Blogging with ADHD (Or Why You Don’t Blog to Impress)
Before I even get into this post, let me make this statement.
Disclaimer: Do not try what is written in this post without first consulting your Physician, Therapist, Danny Brown or all three. Then don’t do it anyway.
I really don’t have a process or strategy in the strictest sense of the words when it comes to blogging.
My process is more visual which I will explain next, but first a little background.
ADHD and Me
I have a severe case of ADHD. I’ve been ADHD since I was a kid. As a child, I remember being given medication which really didn’t do a thing.
Then I met with a therapist who used meditation and yoga to get me under control.
It worked fantastic and for years I controlled myself that way. About two years ago, when I was 59, I went to see a Psychiatrist for testing again just to get confirmation at this age.
I was really thinking maybe I was getting better.

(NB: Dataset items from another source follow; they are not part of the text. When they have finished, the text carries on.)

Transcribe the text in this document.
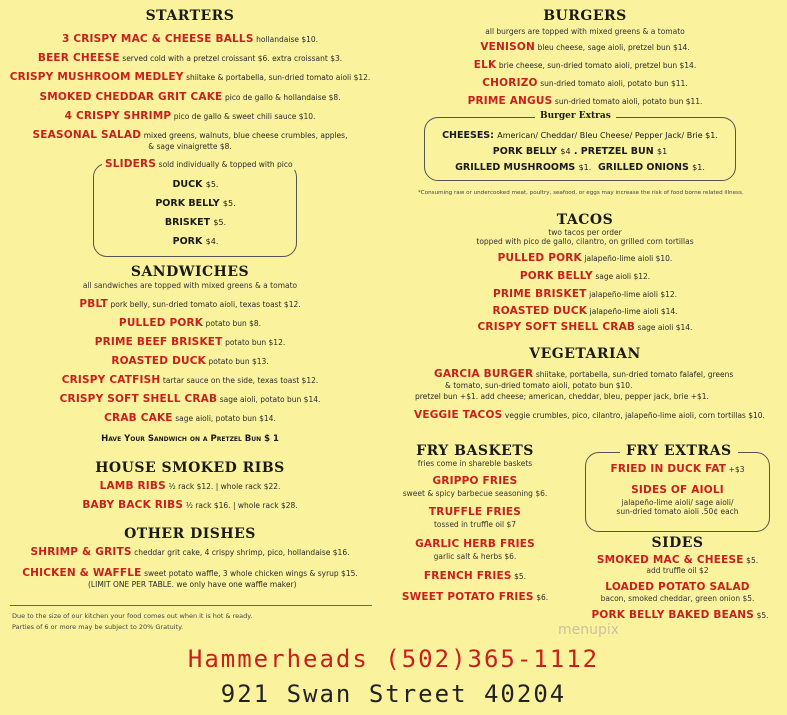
STARTERS
3 CRISPY MAC & CHEESE BALLS hollandaise $10.
BEER CHEESE served cold with a pretzel croissant $6. extra croissant $3.
CRISPY MUSHROOM MEDLEY shiitake & portabella, sun-dried tomato aioli $12.
SMOKED CHEDDAR GRIT CAKE pico de gallo & hollandaise $8.
4 CRISPY SHRIMP pico de gallo & sweet chili sauce $10.
SEASONAL SALAD mixed greens, walnuts, blue cheese crumbles, apples,
& sage vinaigrette $8.
SLIDERS sold individually & topped with pico
DUCK $5.
PORK BELLY $5.
BRISKET $5.
PORK $4.
SANDWICHES
all sandwiches are topped with mixed greens & a tomato
PBLT pork belly, sun-dried tomato aioli, texas toast $12.
PULLED PORK potato bun $8.
PRIME BEEF BRISKET potato bun $12.
ROASTED DUCK potato bun $13.
CRISPY CATFISH tartar sauce on the side, texas toast $12.
CRISPY SOFT SHELL CRAB sage aioli, potato bun $14.
CRAB CAKE sage aioli, potato bun $14.
Have Your Sandwich on a Pretzel Bun $ 1
HOUSE SMOKED RIBS
LAMB RIBS ½ rack $12. | whole rack $22.
BABY BACK RIBS ½ rack $16. | whole rack $28.
OTHER DISHES
SHRIMP & GRITS cheddar grit cake, 4 crispy shrimp, pico, hollandaise $16.
CHICKEN & WAFFLE sweet potato waffle, 3 whole chicken wings & syrup $15.
(LIMIT ONE PER TABLE. we only have one waffle maker)
Due to the size of our kitchen your food comes out when it is hot & ready.
Parties of 6 or more may be subject to 20% Gratuity.
BURGERS
all burgers are topped with mixed greens & a tomato
VENISON bleu cheese, sage aioli, pretzel bun $14.
ELK brie cheese, sun-dried tomato aioli, pretzel bun $14.
CHORIZO sun-dried tomato aioli, potato bun $11.
PRIME ANGUS sun-dried tomato aioli, potato bun $11.
Burger Extras
CHEESES: American/ Cheddar/ Bleu Cheese/ Pepper Jack/ Brie $1.
PORK BELLY $4 . PRETZEL BUN $1
GRILLED MUSHROOMS $1. GRILLED ONIONS $1.
*Consuming raw or undercooked meat, poultry, seafood, or eggs may increase the risk of food borne related illness.
TACOS
two tacos per order
topped with pico de gallo, cilantro, on grilled corn tortillas
PULLED PORK jalapeño-lime aioli $10.
PORK BELLY sage aioli $12.
PRIME BRISKET jalapeño-lime aioli $12.
ROASTED DUCK jalapeño-lime aioli $14.
CRISPY SOFT SHELL CRAB sage aioli $14.
VEGETARIAN
GARCIA BURGER shiitake, portabella, sun-dried tomato falafel, greens
& tomato, sun-dried tomato aioli, potato bun $10.
pretzel bun +$1. add cheese; american, cheddar, bleu, pepper jack, brie +$1.
VEGGIE TACOS veggie crumbles, pico, cilantro, jalapeño-lime aioli, corn tortillas $10.
FRY BASKETS
fries come in shareble baskets
GRIPPO FRIES
sweet & spicy barbecue seasoning $6.
TRUFFLE FRIES
tossed in truffle oil $7
GARLIC HERB FRIES
garlic salt & herbs $6.
FRENCH FRIES $5.
SWEET POTATO FRIES $6.
FRY EXTRAS
FRIED IN DUCK FAT +$3
SIDES OF AIOLI
jalapeño-lime aioli/ sage aioli/
sun-dried tomato aioli .50¢ each
SIDES
SMOKED MAC & CHEESE $5.
add truffle oil $2
LOADED POTATO SALAD
bacon, smoked cheddar, green onion $5.
PORK BELLY BAKED BEANS $5.
menupix
Hammerheads (502)365-1112
921 Swan Street 40204
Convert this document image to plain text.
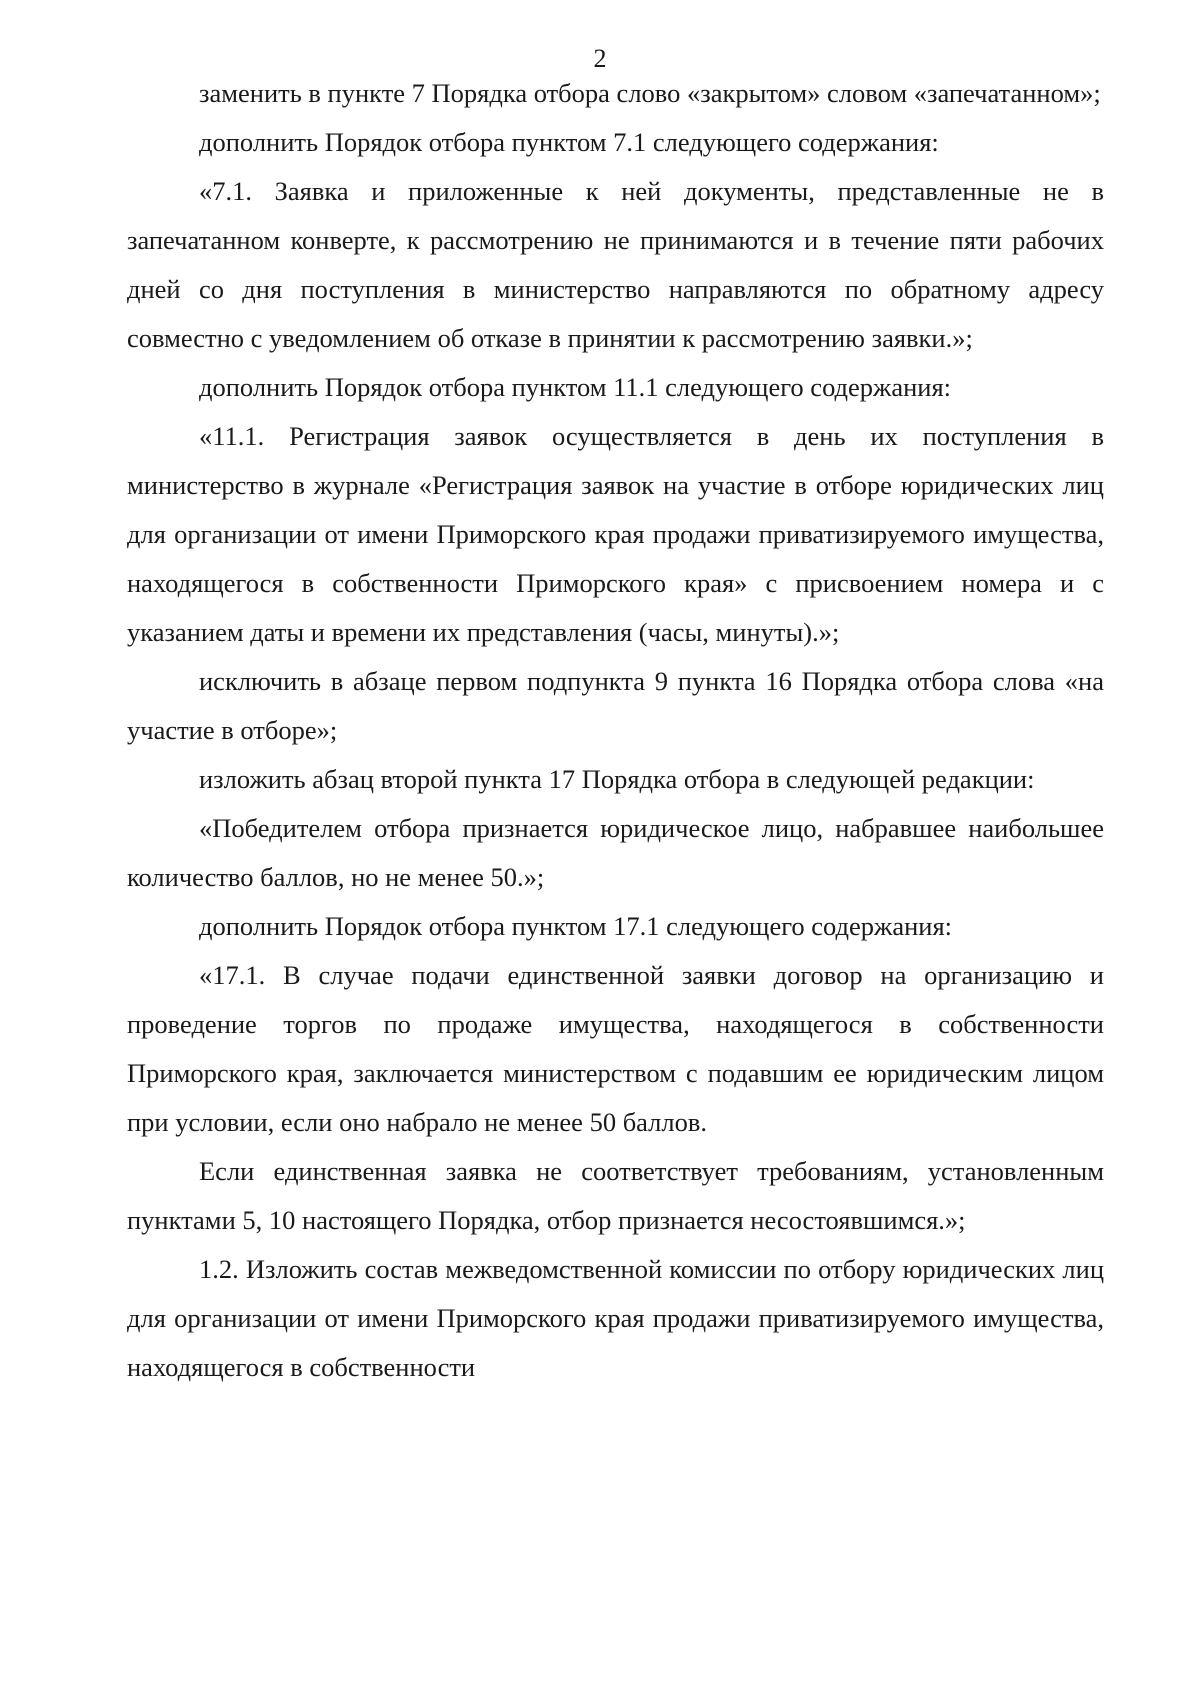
2

заменить в пункте 7 Порядка отбора слово «закрытом» словом «запечатанном»;

дополнить Порядок отбора пунктом 7.1 следующего содержания:

«7.1. Заявка и приложенные к ней документы, представленные не в запечатанном конверте, к рассмотрению не принимаются и в течение пяти рабочих дней со дня поступления в министерство направляются по обратному адресу совместно с уведомлением об отказе в принятии к рассмотрению заявки.»;

дополнить Порядок отбора пунктом 11.1 следующего содержания:

«11.1. Регистрация заявок осуществляется в день их поступления в министерство в журнале «Регистрация заявок на участие в отборе юридических лиц для организации от имени Приморского края продажи приватизируемого имущества, находящегося в собственности Приморского края» с присвоением номера и с указанием даты и времени их представления (часы, минуты).»;

исключить в абзаце первом подпункта 9 пункта 16 Порядка отбора слова «на участие в отборе»;

изложить абзац второй пункта 17 Порядка отбора в следующей редакции:

«Победителем отбора признается юридическое лицо, набравшее наибольшее количество баллов, но не менее 50.»;

дополнить Порядок отбора пунктом 17.1 следующего содержания:

«17.1. В случае подачи единственной заявки договор на организацию и проведение торгов по продаже имущества, находящегося в собственности Приморского края, заключается министерством с подавшим ее юридическим лицом при условии, если оно набрало не менее 50 баллов.

Если единственная заявка не соответствует требованиям, установленным пунктами 5, 10 настоящего Порядка, отбор признается несостоявшимся.»;

1.2. Изложить состав межведомственной комиссии по отбору юридических лиц для организации от имени Приморского края продажи приватизируемого имущества, находящегося в собственности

I took a few different tests and a week later I was called in, and told I scored the highest they had ever seen in that office for as long as they had been open, which was 30 years.
I scored a 99% on the testing.
Anyway, when I write I write from that position in life. I write from a standpoint of never knowing where I am going after I start.
So hang in there as you read because it all comes together in the end. At least I believe it does.
Back to The Process
My ideas form, of course, as everyone, in my brain. I get the idea and if I can not see the story in a visual sense I drop it.I need to see the story. I need to see the writing and the pictures that go with the story.
When I write I write to tell a story, not to impress. I was taught that when I was in college taking a creative writing course. The instructor was demanding and would tear apart any story that was written to impress.
He drilled into our heads for two semesters that as a writer our job was to tell a story not to impress the reader. I took that advice and even in my technical writings for business I did the same.
I told a story.
The Day Starts
Ideas pop into my head when they want. As soon as they do I look for the visual as I said above.
I actually go into a complete visualization of the story. I feel it, feel like I am living it or lived it.
I want to know everything about what I am going to write about.
A perfect example is this post. I have been working on this post for four days. In the past four days I have written over and over what I want to say.
Then the visualization finally came to me. This morning while in the shower I could feel and see the words come to life. I could see these words I am typing right now on paper.
Music. That’s correct, music – but a special album. One of the greatest albums ever written as far as I am concerned.
I start to play the album and kick back. Sometimes with headphones sometimes not.
The music takes me to the place and visual place I need to be to finish my writing. I’m not spiritual at all. I am talking about what’s inside of me.
The album I am talking about is Pet Sounds by The Beach Boys, but mainly the work of Brian Wilson.
I listen to the original, the live version and anything else I can to get in the mood and get my words out.
I may sit some days like today where I listened first and then restarted the music and wrote. Wrote like a crazy man with ideas and words flowing.
Why this album? I grew up with listening to The Beach Boys due to my Dad.
Also, because I was a surfer from the East Coast who loved the idea of surfing in California. I wanted to live the life The Beach Boys sang about.
Although I knew it would never happen.
Now I Write
I don’t outline. I refuse to outline. I sit down as soon as I am ready and type or write.
I get going and put everything in my brain on paper so I can see it live. I’ve already seen it in my mind, now I need to see it on the big screen or a legal pad.
I have to admit I dislike writing nowadays. I enjoy typing and seeing it all happen. I enjoy seeing my fingers scroll across the keys, even though I make a gazillion mistakes.
I can fix them after.
My writing is a flow once I get going. I find that an outline would make my writing disjoined if you can imagine that. I’d rather just sit down and type.
Type ’til I finish getting everything out that I know I need to.Blog until you finish getting everything out that you know you need to. #pureblogging
First and last time I used an outline I read the post and laughed at myself. It looked like a first grader wrote the post. Maybe a second grader, but not much higher.
At that point I threw the outline in the basket and never used an outline again.
I use my shower. I use my bathroom or whatever room is the one that gives me the visual of the post/story.
I’ve even been in the car and this idea comes into my mind and I can see it and feel it and type it into my phone.
Then again, I will get an idea about a post and it dies. It’s not visual. I may write the idea down, but the words and feeling aren’t there. I’ll keep it around incase at another time that thought comes back.
They usually don’t. The visual is the key for me.
I see the story, the words and feel them and begin to write. I begin to write in my head and then get to the computer to see the words form the story in my head.
I feel good when I finish. I only hope the reader can visualize what I have. I hope they enjoy the writing as much as I enjoyed writing.
For me, it’s not work, it’s me telling a story from my heart and soul. It’s me letting others into my world to also enjoy the visualization that I did.
I can only ask that you give the words a chance to fill you and give you the ability to feel part of the story because as a reader you deserve to be that. To be part of my story.